Vendor Backlash Fuels Storage Group's Growth
"Vendors have no control of the ASNP," boasted chairman and founder Daniel Delshad. "The response to our first round of meetings demonstrates that we fill a great need in the storage industry from the user perspective."
"There is a groundswell of frustration among storage users as you can't get a straight answer from many of the vendors," agreed Tom Giannetti, a Southern California chapter member, and director of IT at Home Depot. "If each company insists its product is the best and that the others are no good, how can you decide what to buy?"
The ASNP agenda goes beyound simple vendor bias to encompass standards. Several attendees at the Southern California chapter meeting, for example, voiced their disagreement with the accepted mode of operation of standards bodies.
"Most standards organizations fail to receive enough user input and the people on the committees typically don't work day-to-day with storage," said Shirley Tseng, an ASNP member and a consultant with Infinite Global Infrastructures, a company involved in satellite networks as well as NASA ground networks. "Also, the standards groups tend to be heavily vendor influenced."Tseng's hopes is that the ASNP will eventually bring both sides together, getting more user input into the standards setting bodies via offical ASNP participation and repesentation.

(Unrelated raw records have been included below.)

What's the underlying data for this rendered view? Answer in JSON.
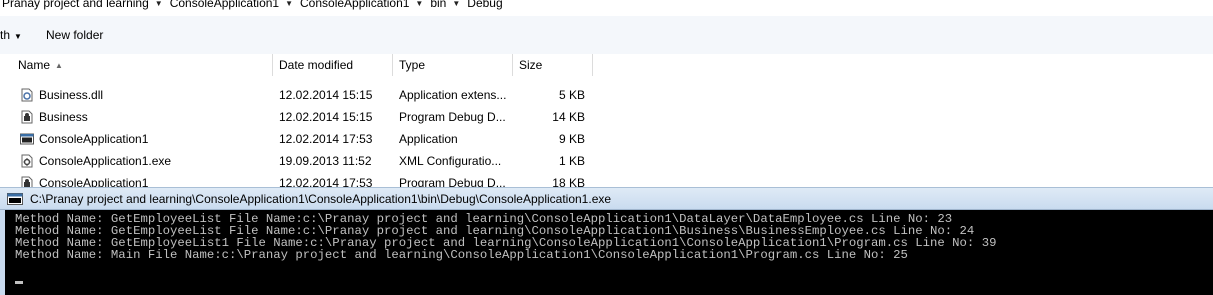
{
  "breadcrumb": [
    "Pranay project and learning",
    "ConsoleApplication1",
    "ConsoleApplication1",
    "bin",
    "Debug"
  ],
  "toolbar": {
    "partial_label": "th",
    "new_folder": "New folder"
  },
  "columns": {
    "name": "Name",
    "date": "Date modified",
    "type": "Type",
    "size": "Size"
  },
  "files": [
    {
      "name": "Business.dll",
      "date": "12.02.2014 15:15",
      "type": "Application extens...",
      "size": "5 KB",
      "icon": "dll-icon"
    },
    {
      "name": "Business",
      "date": "12.02.2014 15:15",
      "type": "Program Debug D...",
      "size": "14 KB",
      "icon": "pdb-icon"
    },
    {
      "name": "ConsoleApplication1",
      "date": "12.02.2014 17:53",
      "type": "Application",
      "size": "9 KB",
      "icon": "exe-icon"
    },
    {
      "name": "ConsoleApplication1.exe",
      "date": "19.09.2013 11:52",
      "type": "XML Configuratio...",
      "size": "1 KB",
      "icon": "config-icon"
    },
    {
      "name": "ConsoleApplication1",
      "date": "12.02.2014 17:53",
      "type": "Program Debug D...",
      "size": "18 KB",
      "icon": "pdb-icon"
    }
  ],
  "console": {
    "title": "C:\\Pranay project and learning\\ConsoleApplication1\\ConsoleApplication1\\bin\\Debug\\ConsoleApplication1.exe",
    "lines": [
      "Method Name: GetEmployeeList File Name:c:\\Pranay project and learning\\ConsoleApplication1\\DataLayer\\DataEmployee.cs Line No: 23",
      "Method Name: GetEmployeeList File Name:c:\\Pranay project and learning\\ConsoleApplication1\\Business\\BusinessEmployee.cs Line No: 24",
      "Method Name: GetEmployeeList1 File Name:c:\\Pranay project and learning\\ConsoleApplication1\\ConsoleApplication1\\Program.cs Line No: 39",
      "Method Name: Main File Name:c:\\Pranay project and learning\\ConsoleApplication1\\ConsoleApplication1\\Program.cs Line No: 25"
    ]
  }
}
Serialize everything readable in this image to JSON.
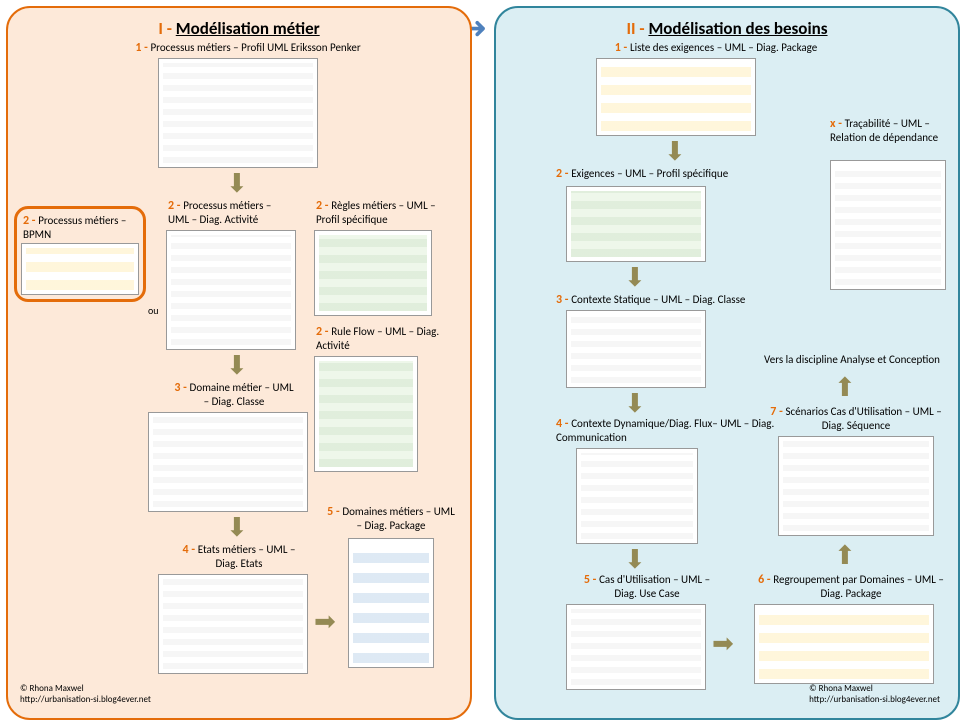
{
  "left": {
    "title_num": "I - ",
    "title_text": "Modélisation métier",
    "s1": {
      "n": "1 - ",
      "t": "Processus métiers – Profil UML Eriksson Penker"
    },
    "s2a": {
      "n": "2 - ",
      "t": "Processus métiers – BPMN"
    },
    "s2b": {
      "n": "2 - ",
      "t": "Processus métiers – UML – Diag. Activité"
    },
    "s2c": {
      "n": "2 - ",
      "t": "Règles métiers – UML – Profil spécifique"
    },
    "s2d": {
      "n": "2 - ",
      "t": "Rule Flow – UML – Diag. Activité"
    },
    "s3": {
      "n": "3 - ",
      "t": "Domaine métier – UML – Diag. Classe"
    },
    "s4": {
      "n": "4 - ",
      "t": "Etats métiers – UML – Diag. Etats"
    },
    "s5": {
      "n": "5 - ",
      "t": "Domaines métiers – UML – Diag. Package"
    },
    "ou": "ou",
    "credit1": "© Rhona Maxwel",
    "credit2": "http://urbanisation-si.blog4ever.net"
  },
  "right": {
    "title_num": "II - ",
    "title_text": "Modélisation des besoins",
    "s1": {
      "n": "1 - ",
      "t": "Liste des exigences – UML – Diag. Package"
    },
    "s2": {
      "n": "2 - ",
      "t": "Exigences – UML – Profil spécifique"
    },
    "s3": {
      "n": "3 - ",
      "t": "Contexte Statique – UML – Diag. Classe"
    },
    "s4": {
      "n": "4 - ",
      "t": "Contexte Dynamique/Diag. Flux– UML – Diag. Communication"
    },
    "s5": {
      "n": "5 - ",
      "t": "Cas d'Utilisation – UML – Diag. Use Case"
    },
    "s6": {
      "n": "6 - ",
      "t": "Regroupement par Domaines – UML – Diag. Package"
    },
    "s7": {
      "n": "7 - ",
      "t": "Scénarios Cas d'Utilisation  – UML – Diag. Séquence"
    },
    "sx": {
      "n": "x - ",
      "t": "Traçabilité – UML – Relation de dépendance"
    },
    "next": "Vers la discipline Analyse et Conception",
    "credit1": "© Rhona Maxwel",
    "credit2": "http://urbanisation-si.blog4ever.net"
  }
}
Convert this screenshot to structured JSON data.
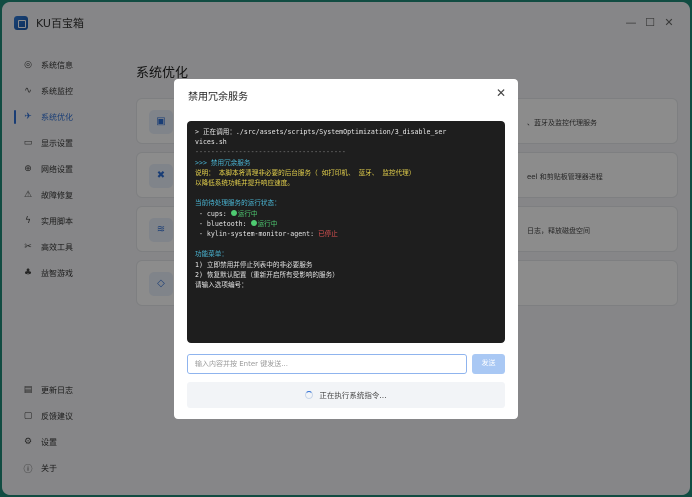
{
  "app": {
    "title": "KU百宝箱"
  },
  "window_controls": [
    "—",
    "☐",
    "✕"
  ],
  "sidebar": {
    "items": [
      {
        "label": "系统信息",
        "icon": "gauge-icon",
        "glyph": "◎"
      },
      {
        "label": "系统监控",
        "icon": "pulse-icon",
        "glyph": "∿"
      },
      {
        "label": "系统优化",
        "icon": "rocket-icon",
        "glyph": "✈",
        "active": true
      },
      {
        "label": "显示设置",
        "icon": "monitor-icon",
        "glyph": "▭"
      },
      {
        "label": "网络设置",
        "icon": "globe-icon",
        "glyph": "⊕"
      },
      {
        "label": "故障修复",
        "icon": "warning-icon",
        "glyph": "⚠"
      },
      {
        "label": "实用脚本",
        "icon": "lightning-icon",
        "glyph": "ϟ"
      },
      {
        "label": "高效工具",
        "icon": "tools-icon",
        "glyph": "✂"
      },
      {
        "label": "益智游戏",
        "icon": "gamepad-icon",
        "glyph": "♣"
      }
    ],
    "bottom": [
      {
        "label": "更新日志",
        "icon": "document-icon",
        "glyph": "▤"
      },
      {
        "label": "反馈建议",
        "icon": "chat-icon",
        "glyph": "▢"
      },
      {
        "label": "设置",
        "icon": "gear-icon",
        "glyph": "⚙"
      },
      {
        "label": "关于",
        "icon": "info-icon",
        "glyph": "ⓘ"
      }
    ]
  },
  "main": {
    "title": "系统优化",
    "cards": [
      {
        "icon": "chip-icon",
        "glyph": "▣",
        "desc": "、蓝牙及监控代理服务"
      },
      {
        "icon": "wrench-icon",
        "glyph": "✖",
        "desc": "eel 和剪贴板管理器进程"
      },
      {
        "icon": "wifi-icon",
        "glyph": "≋",
        "desc": "日志，释放磁盘空间"
      },
      {
        "icon": "box-icon",
        "glyph": "◇",
        "desc": ""
      }
    ]
  },
  "dialog": {
    "title": "禁用冗余服务",
    "close_glyph": "✕",
    "terminal": {
      "running_prefix": "> 正在调用：",
      "running_path_1": "./src/assets/scripts/SystemOptimization/3_disable_ser",
      "running_path_2": "vices.sh",
      "separator": "--------------------------------------",
      "header": ">>> 禁用冗余服务",
      "desc_1": "说明： 本脚本将清理非必要的后台服务（ 如打印机、 蓝牙、 监控代理）",
      "desc_2": "以降低系统功耗并提升响应速度。",
      "status_heading": "当前待处理服务的运行状态：",
      "svc_cups": " - cups: ",
      "svc_cups_state": "运行中",
      "svc_bt": " - bluetooth: ",
      "svc_bt_state": "运行中",
      "svc_kylin": " - kylin-system-monitor-agent: ",
      "svc_kylin_state": "已停止",
      "menu_heading": "功能菜单：",
      "menu_1": "1) 立即禁用并停止列表中的非必要服务",
      "menu_2": "2) 恢复默认配置（重新开启所有受影响的服务）",
      "prompt": "请输入选项编号："
    },
    "input_placeholder": "输入内容并按 Enter 键发送...",
    "send_label": "发送",
    "status_text": "正在执行系统指令..."
  },
  "colors": {
    "accent": "#2f6fd6",
    "terminal_bg": "#1e1e1e",
    "running": "#4ecb71",
    "stopped": "#e55454"
  }
}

"I don't have the time to be on a standards panel, but I can afford one day a quarter to come to an ASNP chapter meeting to discuss the important issues," said Tseng.
With 23 chapters already existence, including several overseas, Delshad's goal is to expand membership to over 15,000. By doing so, he believes he will have created a body that can exert a strong influence that will be felt throughout the storage industry
"This validates the need for a user organization like the ASNP," said Delshad. "We are exiting the start-up stage and are well on our way to becoming a full fledged association that exerts a strong influence on the industry as a whole."